Thus, to understand ourselves, we can by this method uncover and
reassess the life-directing myths-values-brainwashings we have
unwittingly absorbed. 
Three methods are lumped together here--recognizing the inner
child of the past, analysis of life position and life script, and
understanding the power of myths--because they illuminate our
present difficulties by shedding light on our past. 
Purposes
To explore the hidden connections between your childhood and
your current adjustment and needs. To find your "inner child"
of the past. 
To help you get a clearer view of your self-concept and inner
critic, the roles you play and want others to play with you, your
natural and adaptive child, and, thus, your life position and life
script. 
To identify how myths influence your conception of the purpose
of life and your views of your role within the family, at work,
and socially. 
Steps
STEP ONE: Discover the “inner child” from your past by remembering
how your parents treated you.
Missildine (1963) published an interesting book about the impact of
childhood experiences on our adult lives.
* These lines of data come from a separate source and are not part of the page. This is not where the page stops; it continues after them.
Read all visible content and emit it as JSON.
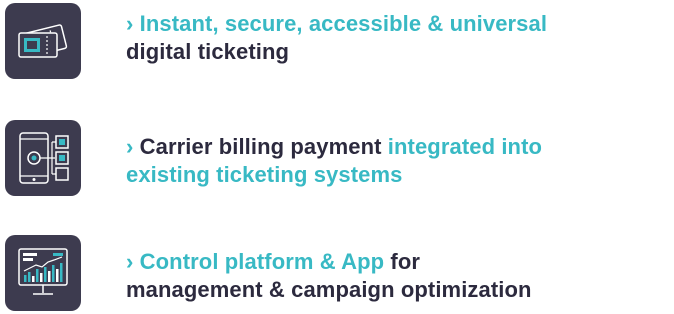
{
  "colors": {
    "accent": "#38b9c4",
    "text": "#2c2a3e",
    "tile_background": "#3d3b4f"
  },
  "features": [
    {
      "icon": "ticket-icon",
      "line1": [
        {
          "text": "› Instant, secure, accessible & universal",
          "style": "accent"
        }
      ],
      "line2": [
        {
          "text": "digital ticketing",
          "style": "dark"
        }
      ]
    },
    {
      "icon": "mobile-payment-icon",
      "line1": [
        {
          "text": "›",
          "style": "accent"
        },
        {
          "text": " Carrier billing payment ",
          "style": "dark"
        },
        {
          "text": "integrated into",
          "style": "accent"
        }
      ],
      "line2": [
        {
          "text": "existing ticketing systems",
          "style": "accent"
        }
      ]
    },
    {
      "icon": "analytics-monitor-icon",
      "line1": [
        {
          "text": "› Control platform & App",
          "style": "accent"
        },
        {
          "text": " for",
          "style": "dark"
        }
      ],
      "line2": [
        {
          "text": "management & campaign optimization",
          "style": "dark"
        }
      ]
    }
  ]
}
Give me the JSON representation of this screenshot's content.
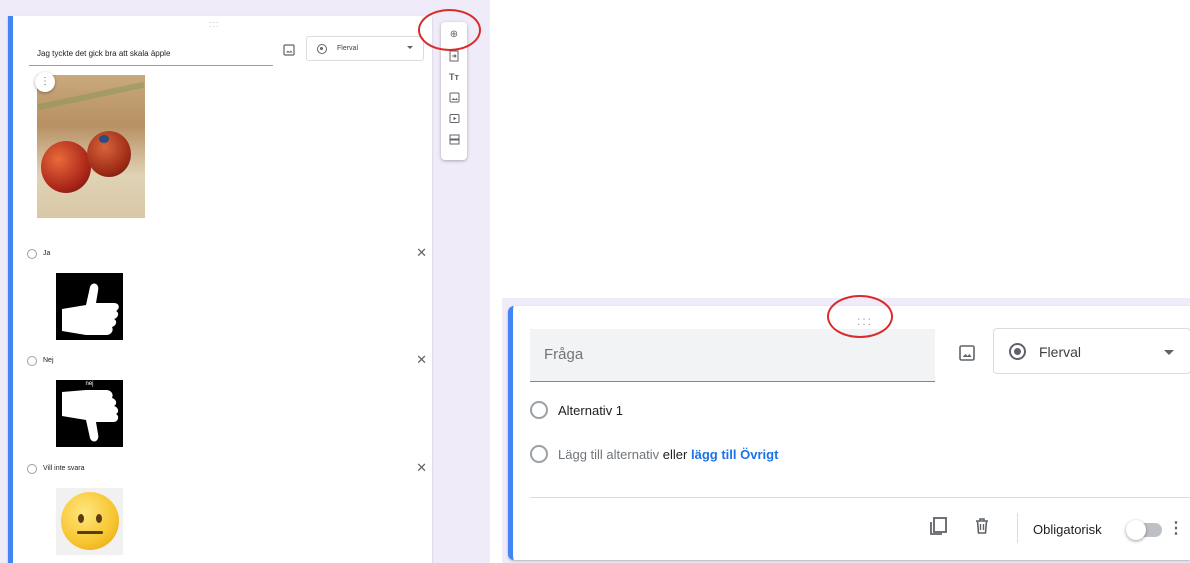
{
  "left": {
    "question_text": "Jag tyckte det gick bra att skala äpple",
    "type_label": "Flerval",
    "options": [
      {
        "label": "Ja"
      },
      {
        "label": "Nej",
        "image_caption": "nej"
      },
      {
        "label": "Vill inte svara"
      }
    ],
    "toolbar_icons": [
      "add-circle-icon",
      "import-icon",
      "title-icon",
      "image-icon",
      "video-icon",
      "section-icon"
    ],
    "drag_handle": ":::"
  },
  "right": {
    "question_placeholder": "Fråga",
    "type_label": "Flerval",
    "option_1": "Alternativ 1",
    "add_option": "Lägg till alternativ",
    "or_text": "eller",
    "add_other": "lägg till Övrigt",
    "required_label": "Obligatorisk",
    "drag_handle": ":::"
  },
  "colors": {
    "accent": "#4285f4",
    "annotation_circle": "#d92b2b",
    "link": "#1a73e8",
    "panel_bg": "#f0ebf8"
  }
}
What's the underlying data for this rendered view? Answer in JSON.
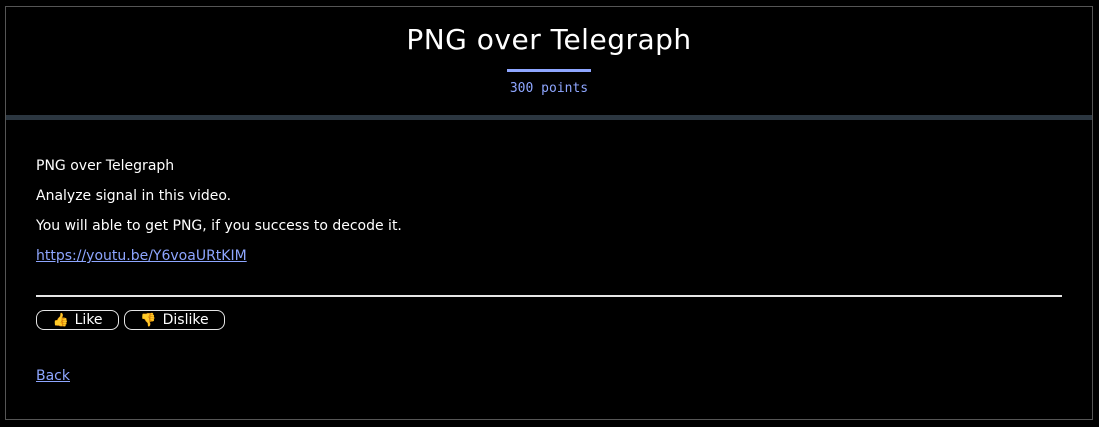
{
  "header": {
    "title": "PNG over Telegraph",
    "points": "300 points"
  },
  "description": {
    "lines": [
      "PNG over Telegraph",
      "Analyze signal in this video.",
      "You will able to get PNG, if you success to decode it."
    ],
    "link": "https://youtu.be/Y6voaURtKIM"
  },
  "votes": {
    "like_label": "Like",
    "dislike_label": "Dislike",
    "like_icon": "thumbs-up-icon",
    "dislike_icon": "thumbs-down-icon"
  },
  "nav": {
    "back_label": "Back"
  },
  "colors": {
    "accent": "#8ea6ff",
    "background": "#000000",
    "divider": "#2b3640"
  }
}
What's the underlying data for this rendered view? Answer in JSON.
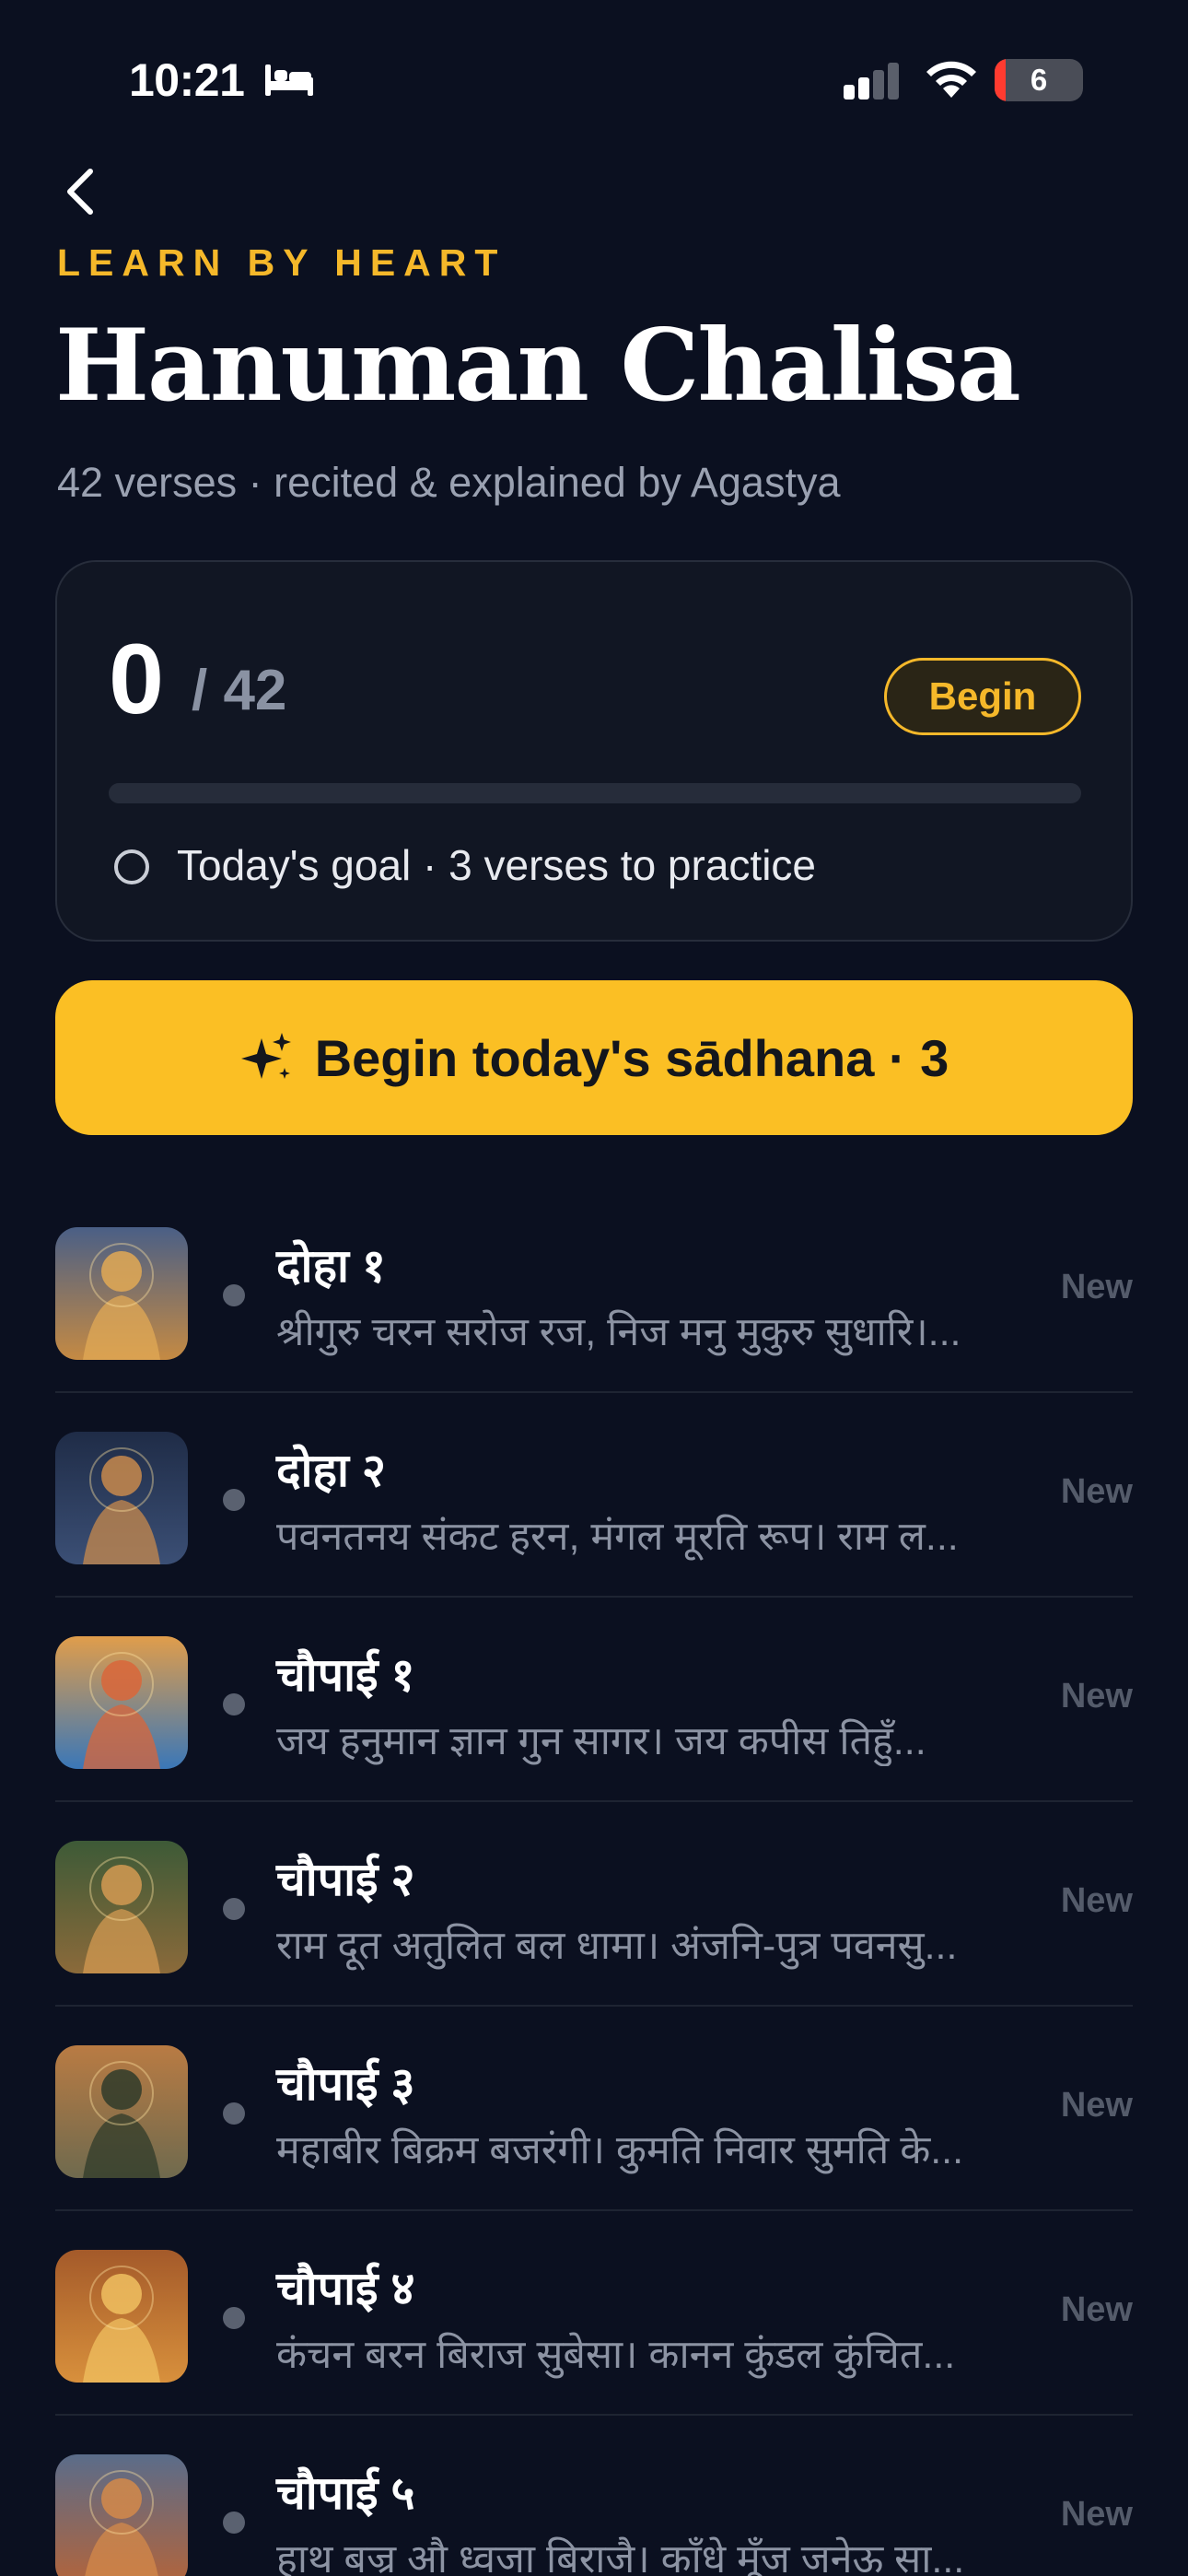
{
  "status_bar": {
    "time": "10:21",
    "battery": "6"
  },
  "header": {
    "overline": "LEARN BY HEART",
    "title": "Hanuman Chalisa",
    "subtitle": "42 verses · recited & explained by Agastya"
  },
  "progress": {
    "done": "0",
    "total": "/ 42",
    "fraction": 0,
    "begin_label": "Begin",
    "goal_text": "Today's goal · 3 verses to practice"
  },
  "cta": {
    "label": "Begin today's sādhana · 3",
    "icon": "sparkle-icon"
  },
  "verses": [
    {
      "title": "दोहा १",
      "snippet": "श्रीगुरु चरन सरोज रज, निज मनु मुकुरु सुधारि।...",
      "status": "New",
      "palette": [
        "#c58a43",
        "#4a5f86",
        "#e2a955"
      ]
    },
    {
      "title": "दोहा २",
      "snippet": "पवनतनय संकट हरन, मंगल मूरति रूप। राम ल...",
      "status": "New",
      "palette": [
        "#3b4f75",
        "#1f2c47",
        "#c88a4c"
      ]
    },
    {
      "title": "चौपाई १",
      "snippet": "जय हनुमान ज्ञान गुन सागर। जय कपीस तिहुँ...",
      "status": "New",
      "palette": [
        "#3a77b8",
        "#e09d4b",
        "#d9663a"
      ]
    },
    {
      "title": "चौपाई २",
      "snippet": "राम दूत अतुलित बल धामा। अंजनि-पुत्र पवनसु...",
      "status": "New",
      "palette": [
        "#8b6a3a",
        "#3d5a37",
        "#d39a52"
      ]
    },
    {
      "title": "चौपाई ३",
      "snippet": "महाबीर बिक्रम बजरंगी। कुमति निवार सुमति के...",
      "status": "New",
      "palette": [
        "#6f6a4e",
        "#b97b43",
        "#2f3b2a"
      ]
    },
    {
      "title": "चौपाई ४",
      "snippet": "कंचन बरन बिराज सुबेसा। कानन कुंडल कुंचित...",
      "status": "New",
      "palette": [
        "#d8903c",
        "#a45a2a",
        "#f0c060"
      ]
    },
    {
      "title": "चौपाई ५",
      "snippet": "हाथ बज्र औ ध्वजा बिराजै। काँधे मूँज जनेऊ सा...",
      "status": "New",
      "palette": [
        "#b4643a",
        "#5a6c8a",
        "#d48a4a"
      ]
    }
  ]
}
He suggested that we all
have an "inner child," reflecting the atmosphere in our childhood
home, and an adult part, which tries to forget the past and live only in
the present. The inner child influences almost everything we do and
feel as adults; it can't be discounted and just forgotten. His book is
filled with case histories showing how early experiences intrude on our
work, relationships, emotions, adjustment and self-concept as adults.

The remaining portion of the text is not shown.